In his new effort—a four-volume series, Christians in the Marketplace-Chewning has gathered together various eminent evangelical thinkers and marketplace practitioners to write first and then discuss a wide range of subjects, all of critical interest to the Christian person in business. The first volume is Biblical Principles and Business: The Foundations. While the theologians selected to contribute to this initial volume come from various theological perspectives, they all have one unifying conviction—”a high view of Scripture as the authoritative Word of God.”
Contributors include Kenneth Kantzer, Myron Augsburger, Walter Kaiser, Vernon Grounds, Norman Geisler, John Jefferson Davis, and many others.

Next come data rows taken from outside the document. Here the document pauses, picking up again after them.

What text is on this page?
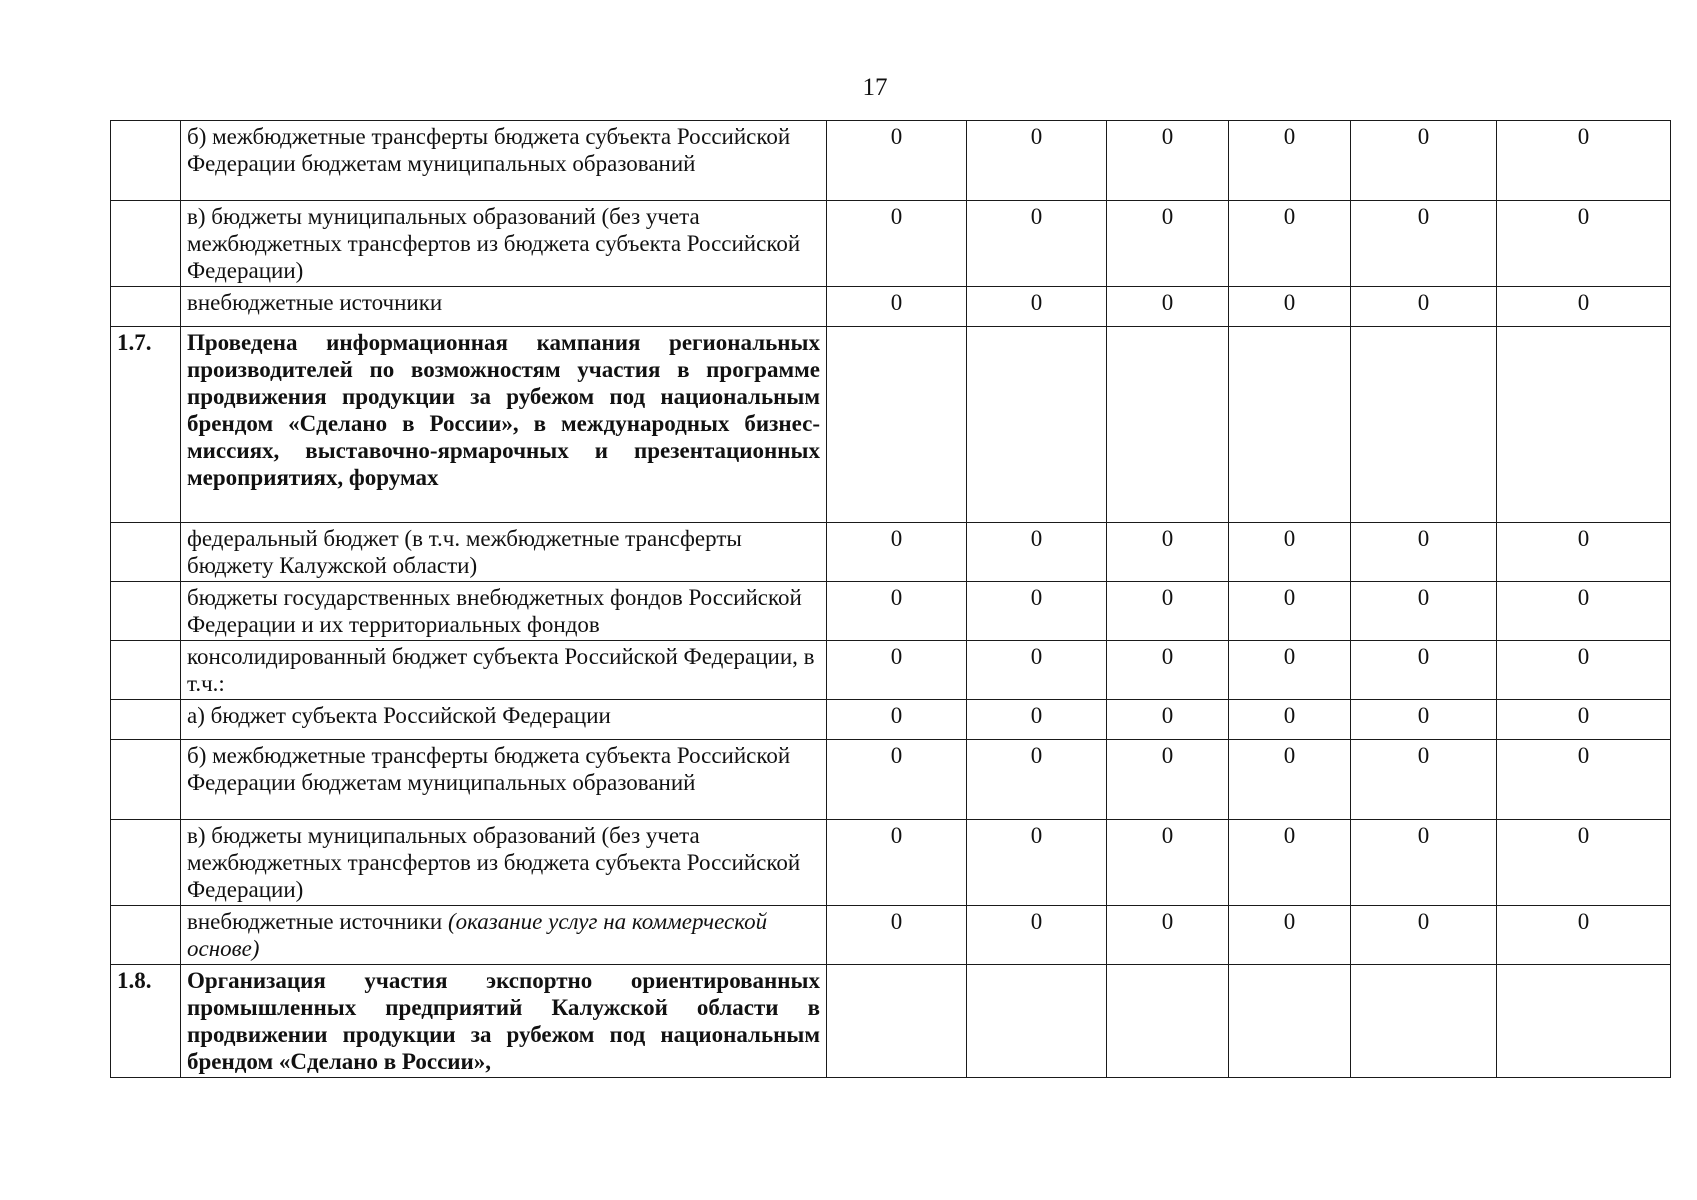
17
	б) межбюджетные трансферты бюджета субъекта Российской Федерации бюджетам муниципальных образований	0	0	0	0	0	0
	в) бюджеты муниципальных образований (без учета межбюджетных трансфертов из бюджета субъекта Российской Федерации)	0	0	0	0	0	0
	внебюджетные источники	0	0	0	0	0	0
1.7.	Проведена информационная кампания региональных производителей по возможностям участия в программе продвижения продукции за рубежом под национальным брендом «Сделано в России», в международных бизнес-миссиях, выставочно-ярмарочных и презентационных мероприятиях, форумах						
	федеральный бюджет (в т.ч. межбюджетные трансферты бюджету Калужской области)	0	0	0	0	0	0
	бюджеты государственных внебюджетных фондов Российской Федерации и их территориальных фондов	0	0	0	0	0	0
	консолидированный бюджет субъекта Российской Федерации, в т.ч.:	0	0	0	0	0	0
	а) бюджет субъекта Российской Федерации	0	0	0	0	0	0
	б) межбюджетные трансферты бюджета субъекта Российской Федерации бюджетам муниципальных образований	0	0	0	0	0	0
	в) бюджеты муниципальных образований (без учета межбюджетных трансфертов из бюджета субъекта Российской Федерации)	0	0	0	0	0	0
	внебюджетные источники (оказание услуг на коммерческой основе)	0	0	0	0	0	0
1.8.	Организация участия экспортно ориентированных промышленных предприятий Калужской области в продвижении продукции за рубежом под национальным брендом «Сделано в России»,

Chewning himself comments on all the essays.
Chewning groups the theologians into pairs and allows them to square off on such subjects as “The Creation Mandate and the Great Commission,” “Absolutes in a Situational Environment,” “The Basis of an Ethical Appeal in the Marketplace,” and so on.
This is not bedtime reading for the casual Christian. This first volume is specifically designed for the “contemplative Christian business person” (as is the entire series).
What Richard Chewning’s project portends is nothing short of a revival of serious biblical thinking among Christian leaders in America’s marketplace. If that happens, and if Boardman was correct, then this series could rank itself alongside Thomas Chalmers’s nineteenth-century theological writings that so forcefully influenced the great evangelical Victorian prime minister, William Gladstone.
The bottom line: Chewning keeps our business feet to the fire of the Lord, while Ritchie is helpful as a footnote on what should or should not be done.